Perhaps they have forgotten that the heads of the Shin Bet and Mossad have confirmed that cooperation between them and the CIA has never been better.
Perhaps they have forgotten that Benjamin Netanyahu called the president directly to thank him for thwarting an effort by the UN to condemn Israel for expanding settlement-building and blocking any attempt to seat the Palestinian Authority.
Perhaps they have forgotten that President Obama is the first President to have a seder in the White House and continues to do so.
President Obama did not start negotiations because he needs a trophy, as Ms. Schneininger states. The opposite is true. Most political pundits believe the chances of an agreement leading to a two-state solution are almost nil, and the president has placed himself in a lose-lose situation.Most experts in and outside of Israel believe that the status quo cannot last much longer without more bloodshed being spilled. That is what the president and secretary of state are trying to avoid.

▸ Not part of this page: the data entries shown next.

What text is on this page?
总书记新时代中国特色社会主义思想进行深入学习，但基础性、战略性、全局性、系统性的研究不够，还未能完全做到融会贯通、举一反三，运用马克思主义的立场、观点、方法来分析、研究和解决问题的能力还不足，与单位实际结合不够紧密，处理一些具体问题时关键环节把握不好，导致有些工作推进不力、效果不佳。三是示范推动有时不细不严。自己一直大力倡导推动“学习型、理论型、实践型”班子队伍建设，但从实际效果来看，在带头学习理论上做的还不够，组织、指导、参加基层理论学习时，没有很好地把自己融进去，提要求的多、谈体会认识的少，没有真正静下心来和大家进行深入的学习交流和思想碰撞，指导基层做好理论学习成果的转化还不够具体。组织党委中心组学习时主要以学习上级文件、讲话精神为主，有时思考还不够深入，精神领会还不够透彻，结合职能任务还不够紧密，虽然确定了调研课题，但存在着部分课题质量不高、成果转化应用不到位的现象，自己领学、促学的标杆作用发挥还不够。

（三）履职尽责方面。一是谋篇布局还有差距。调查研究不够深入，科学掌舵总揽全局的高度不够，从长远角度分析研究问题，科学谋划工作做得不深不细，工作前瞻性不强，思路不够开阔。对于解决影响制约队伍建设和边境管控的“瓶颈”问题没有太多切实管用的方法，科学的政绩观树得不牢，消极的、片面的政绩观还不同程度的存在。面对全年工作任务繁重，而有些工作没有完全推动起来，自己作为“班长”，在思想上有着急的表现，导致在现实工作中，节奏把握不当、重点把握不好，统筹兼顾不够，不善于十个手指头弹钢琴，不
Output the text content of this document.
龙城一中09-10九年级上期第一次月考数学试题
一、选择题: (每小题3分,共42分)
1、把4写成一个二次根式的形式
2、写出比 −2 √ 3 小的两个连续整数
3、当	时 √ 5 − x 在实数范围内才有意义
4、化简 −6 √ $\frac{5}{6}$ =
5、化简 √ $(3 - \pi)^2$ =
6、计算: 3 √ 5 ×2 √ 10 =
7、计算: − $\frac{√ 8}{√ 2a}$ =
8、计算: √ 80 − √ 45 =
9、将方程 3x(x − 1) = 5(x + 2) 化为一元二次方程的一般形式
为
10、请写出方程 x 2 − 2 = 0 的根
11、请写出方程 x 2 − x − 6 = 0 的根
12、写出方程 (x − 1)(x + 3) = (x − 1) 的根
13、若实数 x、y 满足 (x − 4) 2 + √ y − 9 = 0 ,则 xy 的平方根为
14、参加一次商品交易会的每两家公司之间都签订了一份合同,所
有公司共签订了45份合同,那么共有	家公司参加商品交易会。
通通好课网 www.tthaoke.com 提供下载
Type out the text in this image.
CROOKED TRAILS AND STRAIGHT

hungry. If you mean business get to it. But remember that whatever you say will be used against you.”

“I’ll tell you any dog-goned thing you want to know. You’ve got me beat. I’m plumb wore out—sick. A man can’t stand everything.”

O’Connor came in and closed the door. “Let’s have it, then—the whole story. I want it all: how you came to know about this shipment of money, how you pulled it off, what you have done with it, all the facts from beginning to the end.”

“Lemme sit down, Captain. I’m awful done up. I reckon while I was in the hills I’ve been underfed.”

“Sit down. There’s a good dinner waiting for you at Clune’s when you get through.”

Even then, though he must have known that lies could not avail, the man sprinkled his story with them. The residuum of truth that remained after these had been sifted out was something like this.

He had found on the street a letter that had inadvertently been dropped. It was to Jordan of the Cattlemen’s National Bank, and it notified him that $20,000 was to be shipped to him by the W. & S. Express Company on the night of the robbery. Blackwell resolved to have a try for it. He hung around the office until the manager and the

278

Yes, the president believes, like every other president before him, that negotiations should start at the ‘67 line with agreed-upon swaps.
Yes, the president, like every other president before him, believes that the continued expansion of settlements is a detriment to peace.
Yes, the president is hesitant to get us into another conflict with Iran, which clearly the large majority of Americans would oppose.
However, despite their differences, Israel has never had a better friend in the White House.